The thermal conductivity of an insulation material is an important factor to consider when choosing insulation for a building or an industrial application. Insulation materials are used to reduce heat transfer by conduction, convection, and radiation. By reducing heat transfer, insulation helps to keep a building or other structure warm in the winter and cool in the summer, reducing the energy required to maintain a comfortable indoor temperature. The same principle applies to process lines in an industrial site.
The thermal conductivity of an insulation material determines how well it will perform in reducing heat transfer. Materials with low thermal conductivity are better insulators, as they provide more resistance to heat flow. For example, materials like aerogels, rockwool stonewool, fiberglass, and foam insulation have low thermal conductivity, making them effective insulation materials.
Thermal conductivity is measured in [W/(m·K)] metric units or in [Btu·in/(h·ft2·°F)] with imperial units.
The R-value of insulation refers to its thermal resistance, which is a measure of its ability to resist heat flow. The higher the R-value, the better the insulation’s ability to reduce heat loss or gain.

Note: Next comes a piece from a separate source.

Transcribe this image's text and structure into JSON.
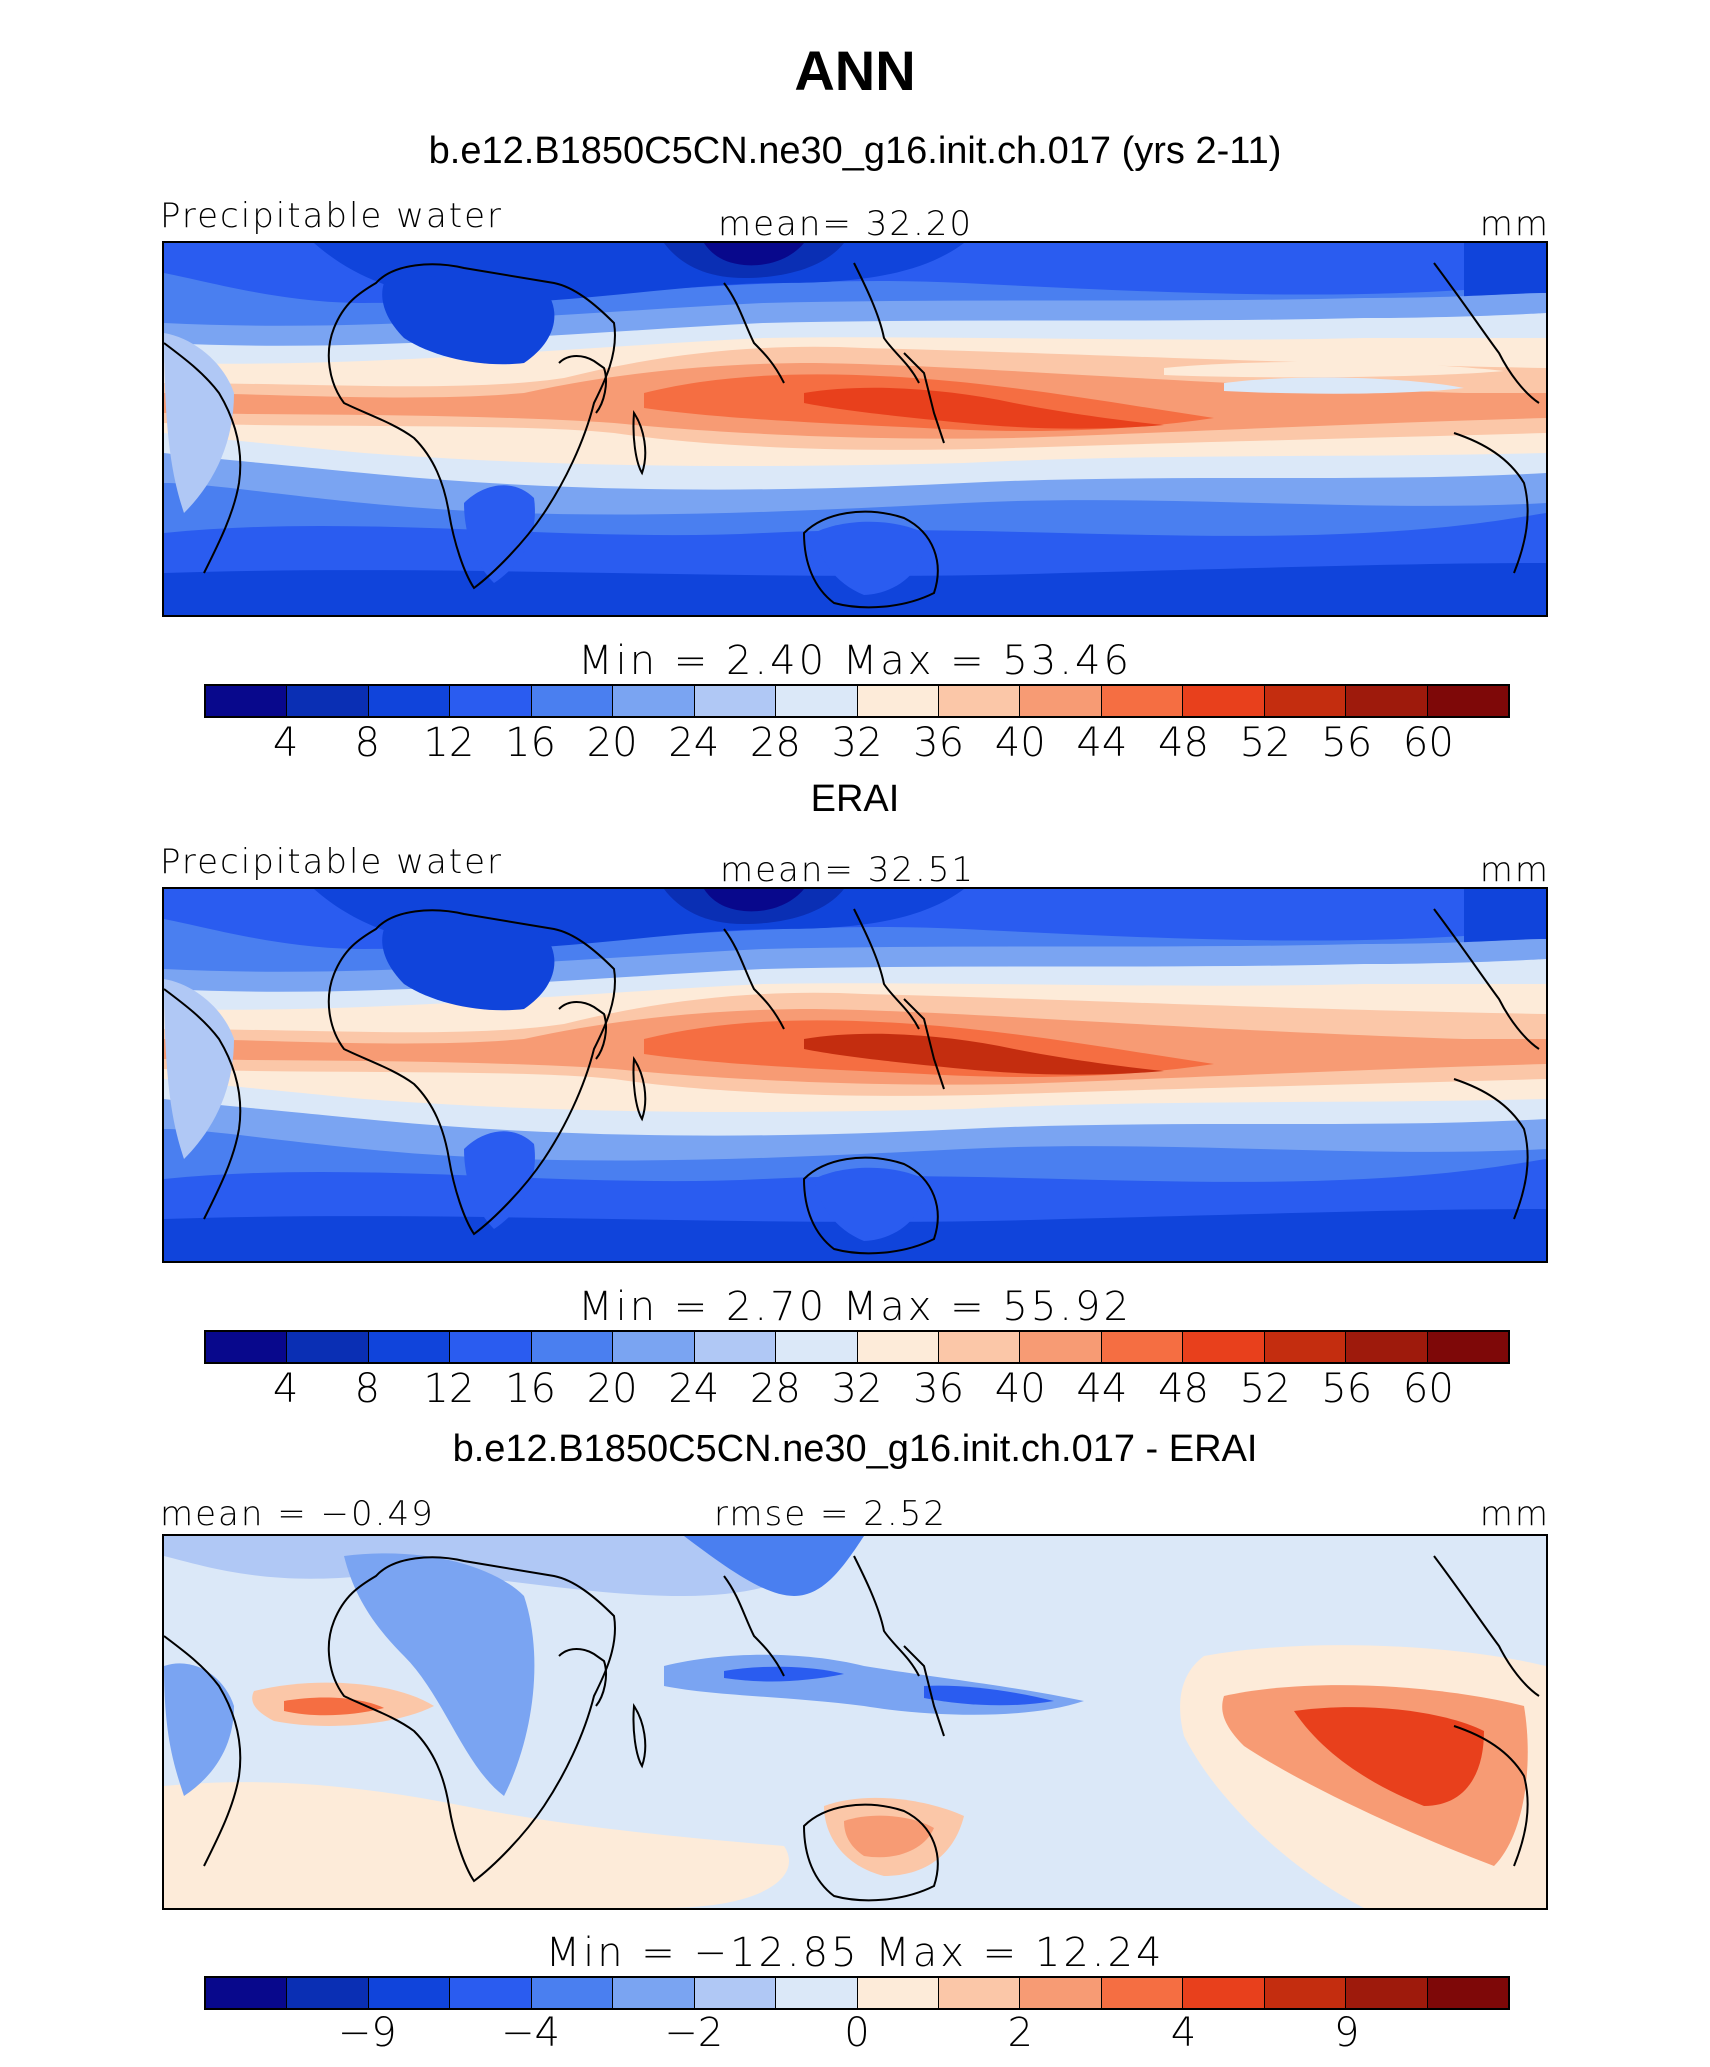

The R-Value of a flat material is determined by dividing the thickness of the material (in meters) by the thermal conductivity (in W/m.K). The Total R-Value of the construction is the sum of the thermal resistance of each layer, surface air film resistance, and any bridged layers.
For pipe insulation, the heat flow is not the simple straight-through heat-flow found for flat sheet material, but rather radial heat flow. This is true because the inner radius surface is much smaller than the outer radius surface area. Because of these differences in surface area, the R-value of pipe insulation is calculated using the following equation: Rtube= r2* ln(r2/r1) / K with r1 being the inner radius of the pipe insulation (m), r2 the outer radius of the pipe insulation and K the thermal conductivity of the material in [W/(m·K)].